Adieu, Notre Dame von Bürglen: Baldegger Schwestern verlassen das Einsiedeln der Westschweiz

101 Jahre lang waren die Schwestern der Göttlichen Vorsehung von Baldegg im Marienwallfahrtsort Bürglen FR. Nun verlassen die letzten vier Schwestern den Ort. Mitnehmen werden sie Erinnerungen – und die Gewissheit, dass das Spirituelle hier weiter gepflegt wird.

Vera Rüttimann

Die vier Baldegger Schwestern in Bürglen im Kanton Freiburg sitzen auf gepackten Koffern. In wenigen Wochen schon ziehen sie von hier weg. Sie sind die letzten von einstmals etwa 30 Schwestern, die jetzt diesen Ort verlassen.

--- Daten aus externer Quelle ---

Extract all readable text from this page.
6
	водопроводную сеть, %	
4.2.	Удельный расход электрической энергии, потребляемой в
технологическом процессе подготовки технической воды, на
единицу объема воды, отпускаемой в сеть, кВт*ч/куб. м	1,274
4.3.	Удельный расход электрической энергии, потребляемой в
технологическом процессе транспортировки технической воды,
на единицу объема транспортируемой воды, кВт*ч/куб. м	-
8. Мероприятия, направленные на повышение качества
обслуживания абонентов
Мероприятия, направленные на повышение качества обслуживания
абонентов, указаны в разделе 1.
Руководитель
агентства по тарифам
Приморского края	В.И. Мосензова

Schwester Hildegund wird in das Bildungshaus Hertenstein ziehen, die Schwestern Priska, Ehrenfrieda und Chiara Francesca ins Mutterhaus in Baldegg im Kanton Luzern. 101 Jahre lang waren Schwestern der Göttlichen Vorsehung von Baldegg im Marienwallfahrtsort Bürglen FR.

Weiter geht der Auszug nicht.